Liam Croke: Don’t copy sports stars when it comes to spending money

I had three sporting heroes when I was growing up, Bjorn Borg, Alex Higgins and Kenny Dalglish.

I had three sporting heroes when I was growing up, Bjorn Borg, Alex Higgins and Kenny Dalglish.

Because of Borg, when I played tennis I did so with a double-handed backhand. When I played snooker, I twitched and twisted, left my index finger off the cue, exactly as Alex did. When I played soccer for Wembley Rovers, I pretended I was Kenny and tried to score goals like he did. When I did (not that often) I would mimic his goal celebration.

One thing we shouldn’t copy from our sporting heroes is how they manage their finances – because often they are absolutely terrible at it. For example, an estimated two thirds of soccer players in the UK end up broke after their playing days are over, despite the millions many of them earn.

Anyway, what can we learn from our sporting heroes? We can begin by looking at the reasons why so many have lost so much.

That can be attributed to a lack of financial knowledge, poorly-chosen financial advisors, financing the lifestyles of friends and family, high-risk investing, gambling, and divorce.

The very top athletes concentrate all of their time and energy on becoming the very best at their chosen sport. They don’t want to spend what little time they have away from training and travelling on financial matters. Some of them, in fairness, came from relatively poor backgrounds like George Best, Mike Tyson and Alex Higgins. Riches came to them early and they hadn’t much formal education or role models to could get advice from.

They had no idea how to handle their wealth and were exploited by others who were only interested in making money from them.

The lesson we can learn here, is not to be overly reliant on others when it comes to your finances. Absolutely, seek and take advice, but also take time out to educate yourself about money, and make sure you are involved in planning for your present and future finances.

Of course, when you become successful and you begin to earn millions, every 31st cousin you ever had comes out of the woodwork and they join your entourage and your payroll.

One NFL player in the States, Antoine Walker, earned $108 million over the course of his 13-year career and admitted before he was arrested for writing dud cheques, that he was supporting 70 family members and friends.

Houses and cars are bought for parents, brothers and sisters and nights out, food, parties are all billed to the sports star and his/her wealth is taken for granted. They think it’s their duty to pay for it. I mean they can’t refuse a family member, can they? Of course they can, and of course we can too.

Gambling is another curse of the sports star. Snooker player Willie Thorne racked up £1 million in debt and his addiction got so bad, he was on the verge of committing suicide. Luckily for him, his wife found him just in time, in a hotel room with a knife in his hand.

I have never come across anyone who solves their financial problems by gambling. I have only come across people who only add to their debts and problems when they start gambling.

Poor investment decisions are another reason sport stars get into trouble. Over-investment in property is a particular issue for them. Just ask one of the greatest rugby players ever, Zinzan Brooke, who became bankrupt when he bought multiple properties in the UK, the value of which were devastated when the downturn happened.
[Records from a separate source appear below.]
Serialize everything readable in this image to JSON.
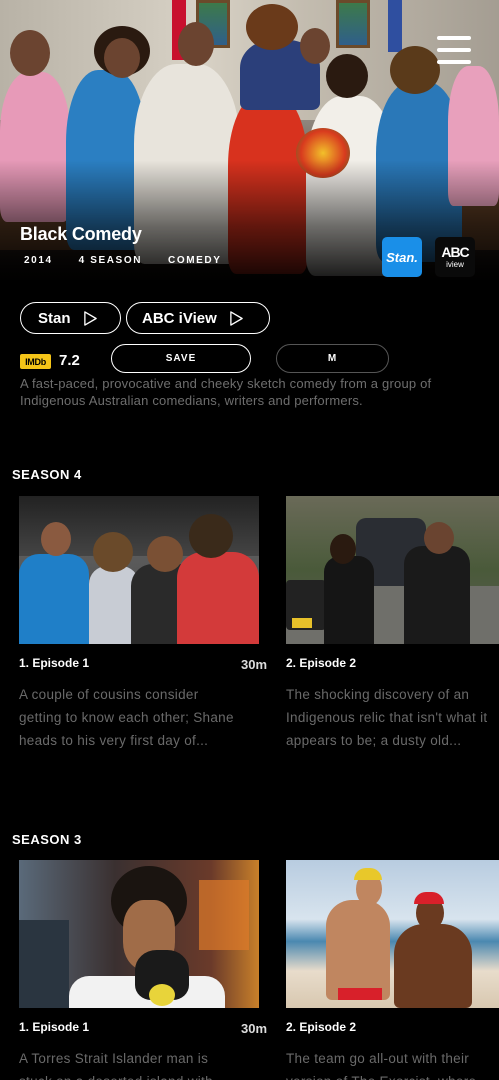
{
  "show": {
    "title": "Black Comedy",
    "meta": [
      "2014",
      "4 SEASON",
      "COMEDY"
    ],
    "description": "A fast-paced, provocative and cheeky sketch comedy from a group of Indigenous Australian comedians, writers and performers."
  },
  "providers": {
    "stan_badge": "Stan.",
    "abc_badge_logo": "ABC",
    "abc_badge_label": "iview",
    "watch_buttons": [
      "Stan",
      "ABC iView"
    ]
  },
  "rating": {
    "source": "IMDb",
    "score": "7.2"
  },
  "actions": {
    "save": "SAVE",
    "more": "M"
  },
  "seasons": [
    {
      "title": "SEASON 4",
      "episodes": [
        {
          "title": "1. Episode 1",
          "duration": "30m",
          "lines": [
            "A couple of cousins consider",
            "getting to know each other; Shane",
            "heads to his very first day of..."
          ]
        },
        {
          "title": "2. Episode 2",
          "duration": "",
          "lines": [
            "The shocking discovery of an",
            "Indigenous relic that isn't what it",
            "appears to be; a dusty old..."
          ]
        }
      ]
    },
    {
      "title": "SEASON 3",
      "episodes": [
        {
          "title": "1. Episode 1",
          "duration": "30m",
          "lines": [
            "A Torres Strait Islander man is",
            "stuck on a deserted island with"
          ]
        },
        {
          "title": "2. Episode 2",
          "duration": "",
          "lines": [
            "The team go all-out with their",
            "version of The Exorcist, where"
          ]
        }
      ]
    }
  ],
  "icons": {
    "menu": "hamburger-menu-icon",
    "play": "play-outline-icon"
  },
  "colors": {
    "stan": "#1a8fe8",
    "imdb": "#f5c518",
    "background": "#000000",
    "muted_text": "#6e6e6e"
  }
}
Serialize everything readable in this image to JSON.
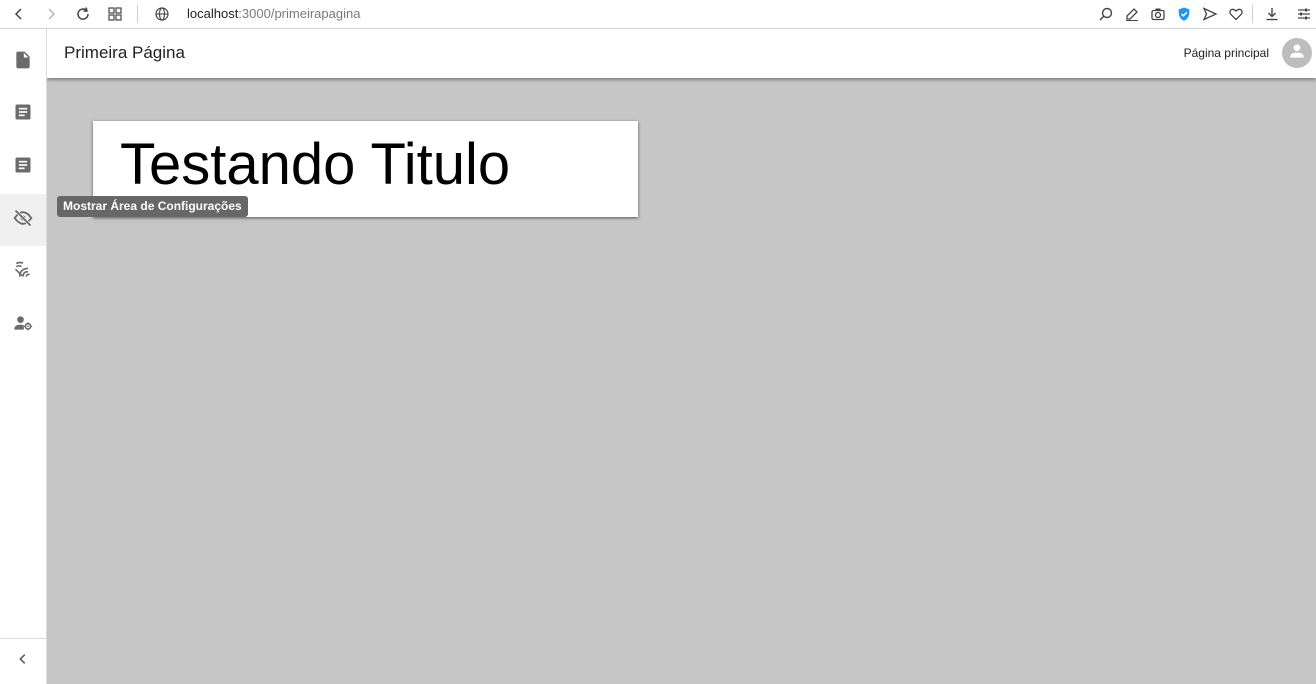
{
  "browser": {
    "url_host": "localhost",
    "url_path": ":3000/primeirapagina"
  },
  "header": {
    "title": "Primeira Página",
    "nav_link": "Página principal"
  },
  "card": {
    "title": "Testando Titulo"
  },
  "tooltip": {
    "text": "Mostrar Área de Configurações"
  },
  "sidebar": {
    "items": [
      {
        "icon": "file-icon"
      },
      {
        "icon": "article-icon"
      },
      {
        "icon": "article-icon"
      },
      {
        "icon": "visibility-off-icon",
        "active": true
      },
      {
        "icon": "wifi-tethering-off-icon"
      },
      {
        "icon": "manage-accounts-icon"
      }
    ],
    "collapse_icon": "chevron-left-icon"
  },
  "colors": {
    "content_bg": "#c6c6c6",
    "tooltip_bg": "#676767",
    "shield_blue": "#2196f3"
  }
}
Unable to pay the mortgages, along with borrowing heavily to turn his family home into a Victorian style B&B which subsequently failed, led to Brooke’s demise.

What we can learn from Brooke is not to invest in just one particular area. Don’t become over reliant on property or shares because if you become beholden to one and something happens, you could be wiped out completely. Diversifying and investing in multiple areas reduces your risk.

Another habit we can all be prone to, sports stars especially, is overspending. They see their salaries as infinite, so they spend it like there is no tomorrow. But, of course, there is.

The average career in soccer in the UK for example is eight years and in rugby it is seven years. And if you are lucky enough to last until you are 35, if you don’t plan on having a second career or have set aside enough money to last you until you do, then you are going to be under serious pressure of running out of money.

The moral of the story for us is to not overspend; live below your means but within your needs, never think money will always be there for you. At least have a Plan B.

There are many other reasons sports stars lose everything. The famous Australian golfer Greg Norman’s last divorce cost him $103 million – so make sure you find the right partner!

Boxer Evander Holyfield’s problem was obviously a lack of contraception because he is the father to 11 children. That’s a lot of child support payments.